All-Star nod ‘relief’ for Anthony

? Nothing like an All-Star invitation to mellow Melo.

“Once I got the news, it was like a relief for me,” Carmelo Anthony said. “I got a chance to just go out there and focus and have fun. I feel like I have more pep to my step out there.”

Anthony, the league’s leading scorer, wasn’t surprised by the snub from fans, who selected the starters for Sunday’s All-Star game in Las Vegas. After all, he’d been suspended five weeks for fighting.

He was genuinely surprised and hurt, however, when he was spurned by the Western Conference coaches, who chose the reserves.

He wondered if that one regrettable moment had tarnished the good things he’d done lately to ditch his immature image – starring for the U.S. team at the world championships last summer and giving money to build a gym at Syracuse and a youth center in Baltimore.

Maybe all that goodwill was wiped out by his sucker punch of Knicks guard Mardy Collins, followed by his quick retreat across the court.

“The first couple of games when I first heard the news, it was in the back of my mind, lingering,” Anthony said, referring to the snub by coaches. “I asked myself what I was doing out there, or what I wasn’t doing, or am I doing too much or too little?”

He responded by assuming even more of the burden to carry the hodgepodge Denver Nuggets, who have yet to jell because of trades, suspensions, injuries and illness.

That didn’t work out so well. Despite earning his first career triple-double, Anthony couldn’t lift the Nuggets, who were without Allen Iverson (ankle) and Marcus Camby (flu). They kept losing to lesser teams who better understood teamwork.

After an overtime loss to Charlotte last week in which he threw an airball at the end of regulation, a disconsolate Anthony sat in his leather chair and stared into his locker while still in uniform for nearly an hour after the game.

A stream of coaches and teammates approached to console him.
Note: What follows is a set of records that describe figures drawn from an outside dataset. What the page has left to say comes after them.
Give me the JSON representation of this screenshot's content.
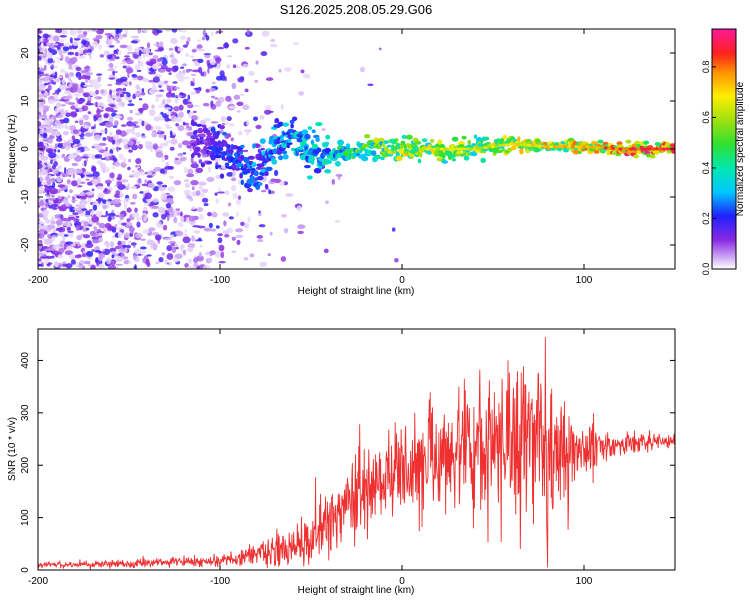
{
  "title": "S126.2025.208.05.29.G06",
  "chart_data": [
    {
      "type": "heatmap",
      "xlabel": "Height of straight line (km)",
      "ylabel": "Frequency (Hz)",
      "xlim": [
        -200,
        150
      ],
      "ylim": [
        -25,
        25
      ],
      "xticks": [
        -200,
        -100,
        0,
        100
      ],
      "yticks": [
        -20,
        -10,
        0,
        10,
        20
      ],
      "colorbar": {
        "label": "Normalized spectral amplitude",
        "range": [
          0,
          0.95
        ],
        "ticks": [
          0.0,
          0.2,
          0.4,
          0.6,
          0.8
        ],
        "colormap": "rainbow (white-violet-blue-cyan-green-yellow-red-magenta)"
      },
      "ridge": {
        "description_points": [
          [
            -110,
            2
          ],
          [
            -100,
            0
          ],
          [
            -90,
            -3
          ],
          [
            -80,
            -6
          ],
          [
            -70,
            1.5
          ],
          [
            -60,
            2
          ],
          [
            -50,
            0
          ],
          [
            -40,
            -1.5
          ],
          [
            -20,
            0
          ],
          [
            0,
            0
          ],
          [
            20,
            0
          ],
          [
            40,
            0
          ],
          [
            60,
            1
          ],
          [
            80,
            0.5
          ],
          [
            100,
            0.5
          ],
          [
            120,
            0
          ],
          [
            150,
            0
          ]
        ],
        "peak_amplitude_by_x": [
          [
            -200,
            0.1
          ],
          [
            -120,
            0.15
          ],
          [
            -100,
            0.25
          ],
          [
            -70,
            0.35
          ],
          [
            -40,
            0.45
          ],
          [
            0,
            0.75
          ],
          [
            40,
            0.7
          ],
          [
            80,
            0.8
          ],
          [
            120,
            0.95
          ],
          [
            150,
            0.95
          ]
        ]
      },
      "grid": false
    },
    {
      "type": "line",
      "xlabel": "Height of straight line (km)",
      "ylabel": "SNR (10 * v/v)",
      "xlim": [
        -200,
        150
      ],
      "ylim": [
        0,
        460
      ],
      "xticks": [
        -200,
        -100,
        0,
        100
      ],
      "yticks": [
        0,
        100,
        200,
        300,
        400
      ],
      "color": "#ee3030",
      "series": [
        {
          "envelope_mean": [
            [
              -200,
              10
            ],
            [
              -150,
              12
            ],
            [
              -100,
              18
            ],
            [
              -80,
              30
            ],
            [
              -60,
              40
            ],
            [
              -50,
              60
            ],
            [
              -40,
              90
            ],
            [
              -30,
              130
            ],
            [
              -20,
              160
            ],
            [
              -10,
              180
            ],
            [
              0,
              190
            ],
            [
              10,
              210
            ],
            [
              20,
              220
            ],
            [
              30,
              225
            ],
            [
              40,
              230
            ],
            [
              50,
              235
            ],
            [
              60,
              240
            ],
            [
              70,
              245
            ],
            [
              80,
              240
            ],
            [
              90,
              230
            ],
            [
              100,
              225
            ],
            [
              110,
              235
            ],
            [
              120,
              240
            ],
            [
              130,
              240
            ],
            [
              140,
              245
            ],
            [
              150,
              245
            ]
          ],
          "noise_amplitude": [
            [
              -200,
              5
            ],
            [
              -100,
              10
            ],
            [
              -70,
              30
            ],
            [
              -40,
              60
            ],
            [
              0,
              80
            ],
            [
              30,
              110
            ],
            [
              60,
              130
            ],
            [
              80,
              140
            ],
            [
              100,
              60
            ],
            [
              115,
              20
            ],
            [
              150,
              15
            ]
          ],
          "notable_peaks": [
            [
              80,
              460
            ],
            [
              55,
              365
            ],
            [
              75,
              375
            ]
          ],
          "notable_dips": [
            [
              80,
              5
            ],
            [
              65,
              40
            ]
          ]
        }
      ],
      "grid": false
    }
  ]
}
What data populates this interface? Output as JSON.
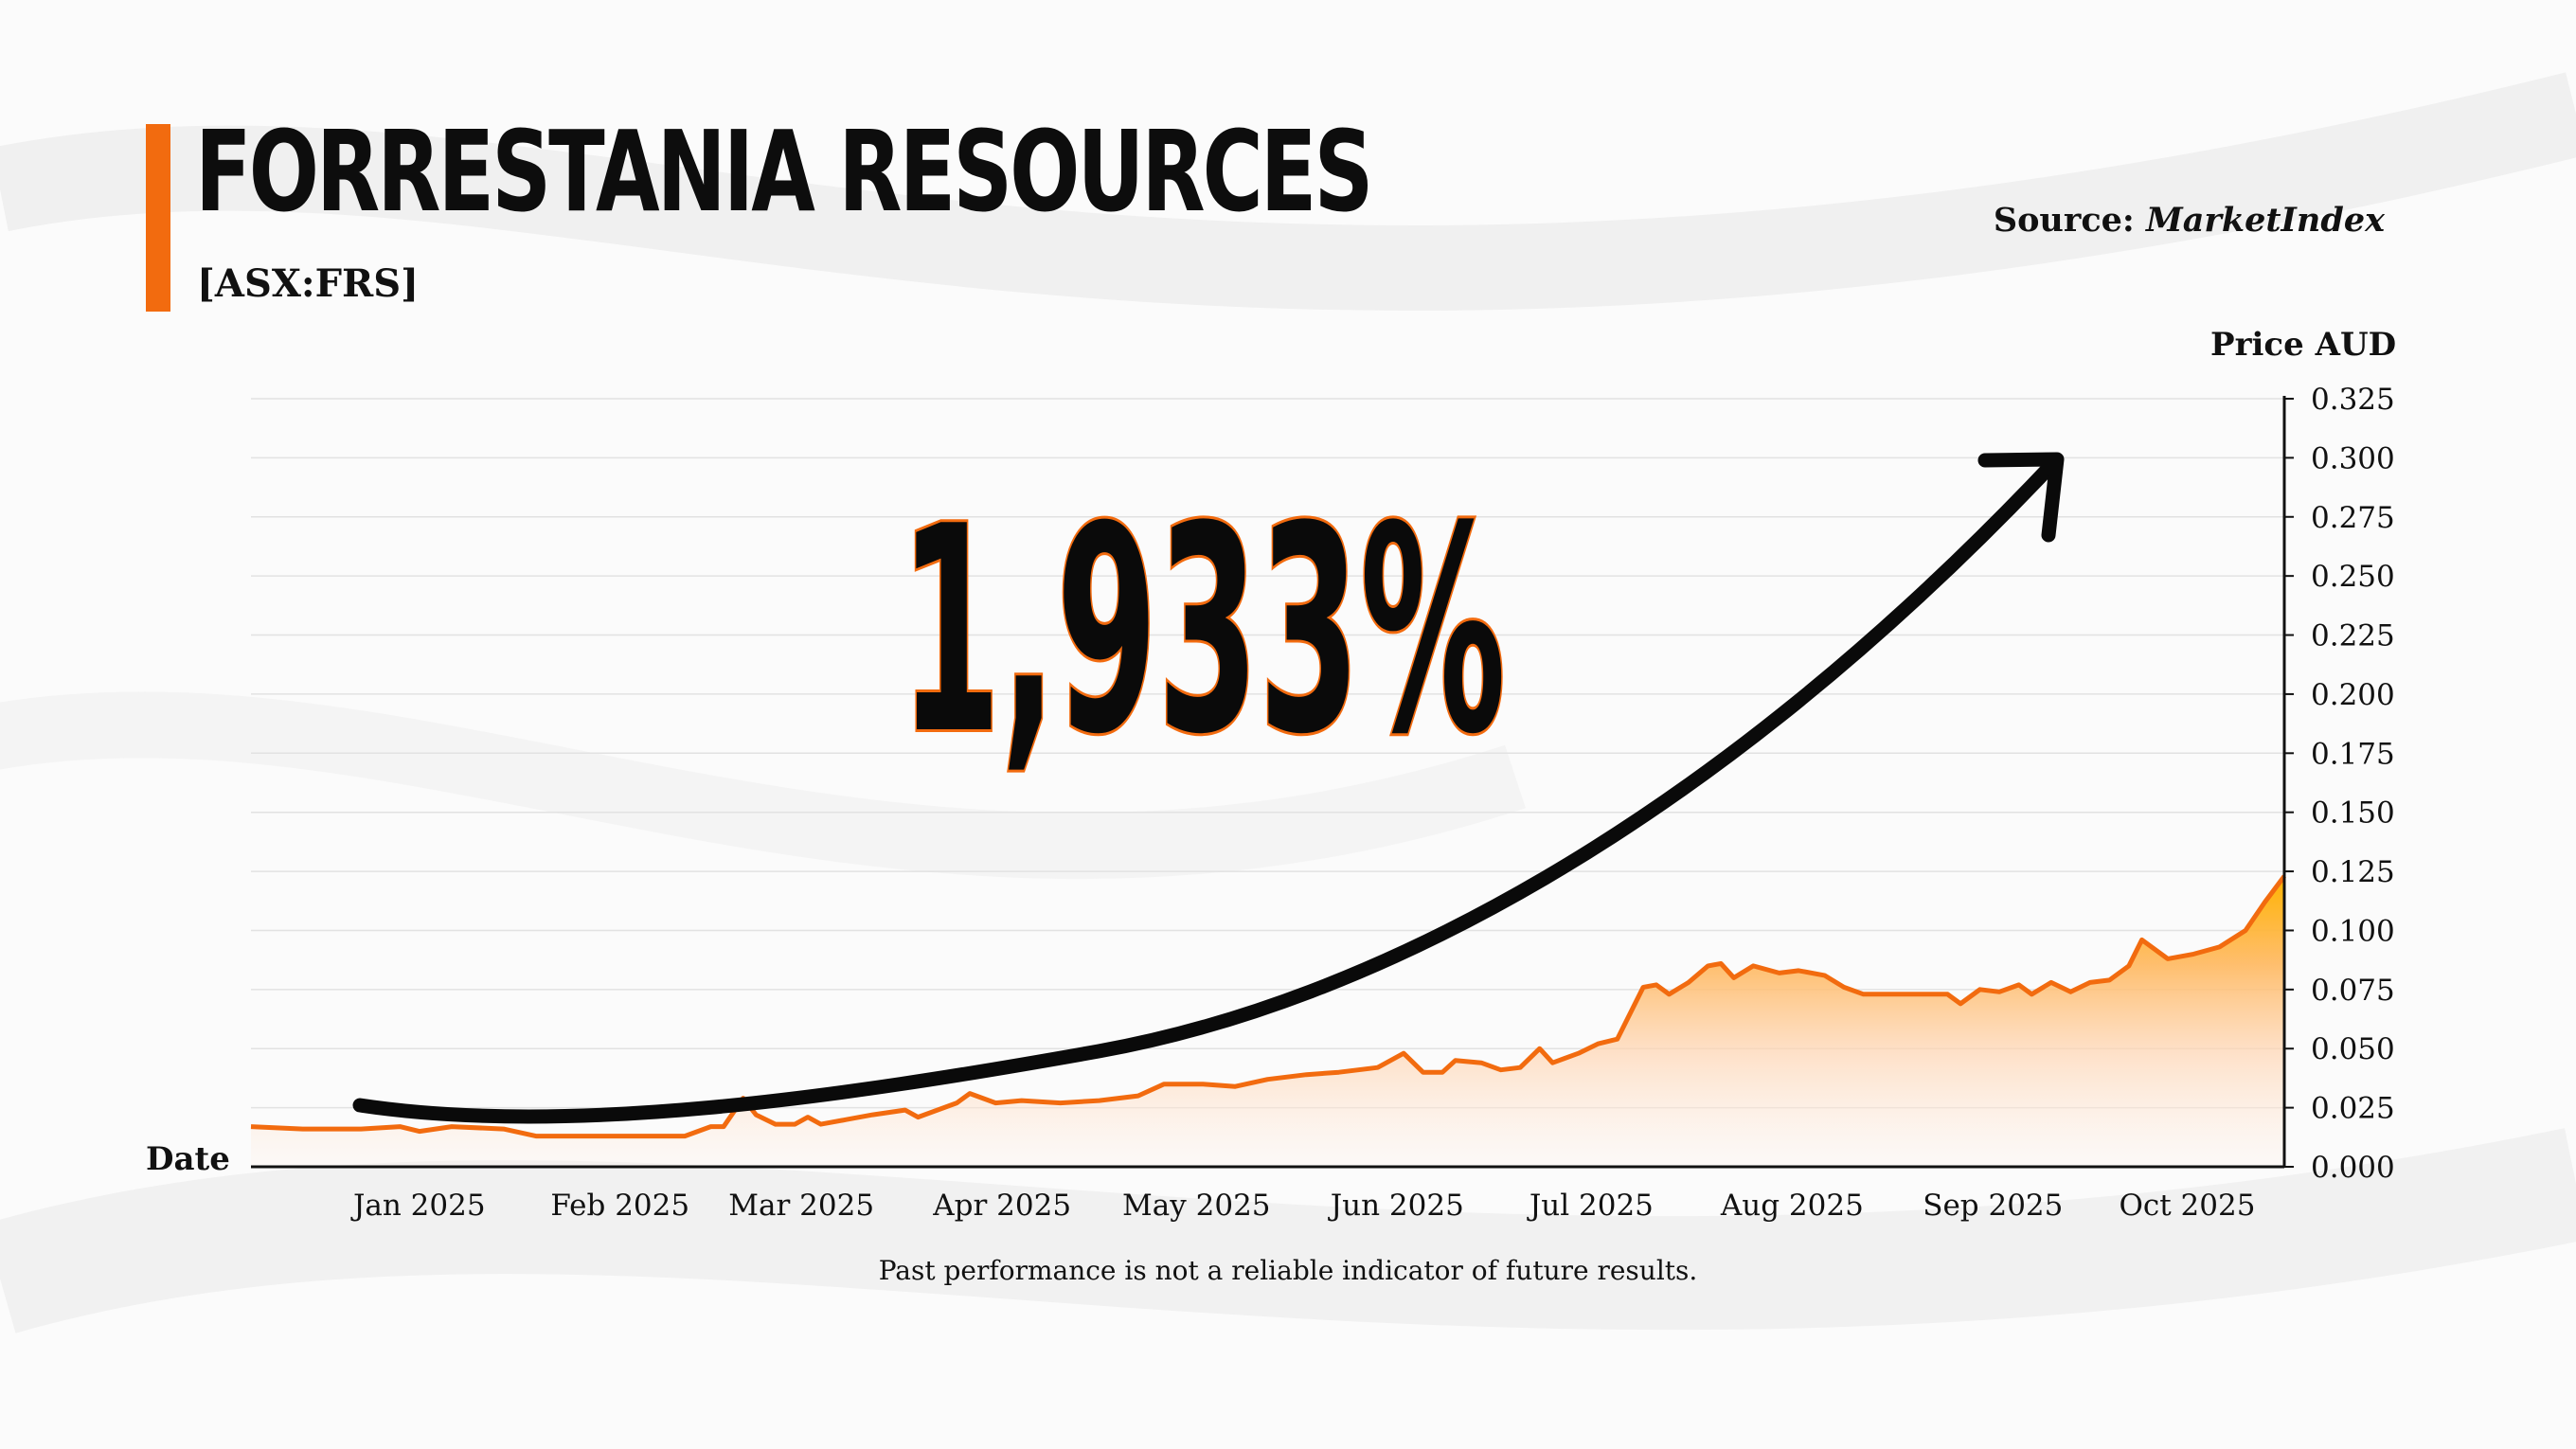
{
  "header": {
    "title": "FORRESTANIA RESOURCES",
    "ticker": "[ASX:FRS]",
    "source_prefix": "Source: ",
    "source_name": "MarketIndex"
  },
  "annotation": {
    "headline": "1,933%"
  },
  "footer": {
    "disclaimer": "Past performance is not a reliable indicator of future results."
  },
  "colors": {
    "accent": "#f26b0f",
    "fill_top": "#ffb300",
    "fill_bottom": "#ffe7d4",
    "arrow": "#0a0a0a"
  },
  "chart_data": {
    "type": "area",
    "title": "FORRESTANIA RESOURCES",
    "xlabel": "Date",
    "ylabel": "Price AUD",
    "ylim": [
      0,
      0.325
    ],
    "y_ticks": [
      "0.000",
      "0.025",
      "0.050",
      "0.075",
      "0.100",
      "0.125",
      "0.150",
      "0.175",
      "0.200",
      "0.225",
      "0.250",
      "0.275",
      "0.300",
      "0.325"
    ],
    "x_range": [
      "2024-12-20",
      "2025-10-30"
    ],
    "x_ticks": [
      {
        "label": "Jan 2025",
        "date": "2025-01-15"
      },
      {
        "label": "Feb 2025",
        "date": "2025-02-15"
      },
      {
        "label": "Mar 2025",
        "date": "2025-03-15"
      },
      {
        "label": "Apr 2025",
        "date": "2025-04-15"
      },
      {
        "label": "May 2025",
        "date": "2025-05-15"
      },
      {
        "label": "Jun 2025",
        "date": "2025-06-15"
      },
      {
        "label": "Jul 2025",
        "date": "2025-07-15"
      },
      {
        "label": "Aug 2025",
        "date": "2025-08-15"
      },
      {
        "label": "Sep 2025",
        "date": "2025-09-15"
      },
      {
        "label": "Oct 2025",
        "date": "2025-10-15"
      }
    ],
    "grid": true,
    "y_axis_side": "right",
    "series": [
      {
        "points": [
          [
            "2024-12-20",
            0.017
          ],
          [
            "2024-12-28",
            0.016
          ],
          [
            "2025-01-06",
            0.016
          ],
          [
            "2025-01-12",
            0.017
          ],
          [
            "2025-01-15",
            0.015
          ],
          [
            "2025-01-20",
            0.017
          ],
          [
            "2025-01-28",
            0.016
          ],
          [
            "2025-02-02",
            0.013
          ],
          [
            "2025-02-10",
            0.013
          ],
          [
            "2025-02-18",
            0.013
          ],
          [
            "2025-02-25",
            0.013
          ],
          [
            "2025-03-01",
            0.017
          ],
          [
            "2025-03-03",
            0.017
          ],
          [
            "2025-03-06",
            0.029
          ],
          [
            "2025-03-08",
            0.022
          ],
          [
            "2025-03-11",
            0.018
          ],
          [
            "2025-03-14",
            0.018
          ],
          [
            "2025-03-16",
            0.021
          ],
          [
            "2025-03-18",
            0.018
          ],
          [
            "2025-03-22",
            0.02
          ],
          [
            "2025-03-26",
            0.022
          ],
          [
            "2025-03-31",
            0.024
          ],
          [
            "2025-04-02",
            0.021
          ],
          [
            "2025-04-05",
            0.024
          ],
          [
            "2025-04-08",
            0.027
          ],
          [
            "2025-04-10",
            0.031
          ],
          [
            "2025-04-14",
            0.027
          ],
          [
            "2025-04-18",
            0.028
          ],
          [
            "2025-04-24",
            0.027
          ],
          [
            "2025-04-30",
            0.028
          ],
          [
            "2025-05-06",
            0.03
          ],
          [
            "2025-05-10",
            0.035
          ],
          [
            "2025-05-16",
            0.035
          ],
          [
            "2025-05-21",
            0.034
          ],
          [
            "2025-05-26",
            0.037
          ],
          [
            "2025-06-01",
            0.039
          ],
          [
            "2025-06-06",
            0.04
          ],
          [
            "2025-06-12",
            0.042
          ],
          [
            "2025-06-16",
            0.048
          ],
          [
            "2025-06-19",
            0.04
          ],
          [
            "2025-06-22",
            0.04
          ],
          [
            "2025-06-24",
            0.045
          ],
          [
            "2025-06-28",
            0.044
          ],
          [
            "2025-07-01",
            0.041
          ],
          [
            "2025-07-04",
            0.042
          ],
          [
            "2025-07-07",
            0.05
          ],
          [
            "2025-07-09",
            0.044
          ],
          [
            "2025-07-13",
            0.048
          ],
          [
            "2025-07-16",
            0.052
          ],
          [
            "2025-07-19",
            0.054
          ],
          [
            "2025-07-23",
            0.076
          ],
          [
            "2025-07-25",
            0.077
          ],
          [
            "2025-07-27",
            0.073
          ],
          [
            "2025-07-30",
            0.078
          ],
          [
            "2025-08-02",
            0.085
          ],
          [
            "2025-08-04",
            0.086
          ],
          [
            "2025-08-06",
            0.08
          ],
          [
            "2025-08-09",
            0.085
          ],
          [
            "2025-08-13",
            0.082
          ],
          [
            "2025-08-16",
            0.083
          ],
          [
            "2025-08-20",
            0.081
          ],
          [
            "2025-08-23",
            0.076
          ],
          [
            "2025-08-26",
            0.073
          ],
          [
            "2025-09-01",
            0.073
          ],
          [
            "2025-09-05",
            0.073
          ],
          [
            "2025-09-08",
            0.073
          ],
          [
            "2025-09-10",
            0.069
          ],
          [
            "2025-09-13",
            0.075
          ],
          [
            "2025-09-16",
            0.074
          ],
          [
            "2025-09-19",
            0.077
          ],
          [
            "2025-09-21",
            0.073
          ],
          [
            "2025-09-24",
            0.078
          ],
          [
            "2025-09-27",
            0.074
          ],
          [
            "2025-09-30",
            0.078
          ],
          [
            "2025-10-03",
            0.079
          ],
          [
            "2025-10-06",
            0.085
          ],
          [
            "2025-10-08",
            0.096
          ],
          [
            "2025-10-12",
            0.088
          ],
          [
            "2025-10-16",
            0.09
          ],
          [
            "2025-10-20",
            0.093
          ],
          [
            "2025-10-24",
            0.1
          ],
          [
            "2025-10-27",
            0.112
          ],
          [
            "2025-10-30",
            0.123
          ]
        ]
      }
    ]
  }
}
Anthony said nothing, lost in thought, wallowing in misfortune.

The next day, commissioner David Stern, who had suspended Anthony for fighting, chose him as an injury-replacement selection. And just like that, Melo was Melo again.

“I think the stress in his body and his nature right now is a little more relaxed, a little more just into having fun and enjoying the game rather than worrying about everything,” coach George Karl said.

Anthony agrees.

“Since Camby and A.I. have been out, I have realized I don’t really need to score 35 points for us to win,” Anthony explained after the Nuggets’ third straight win Monday night. “If I go out there and get eight or nine rebounds and six or seven assists, and still do what I do when I get the ball, then it’s easier for me and easier for my teammates. We can win a lot of games.”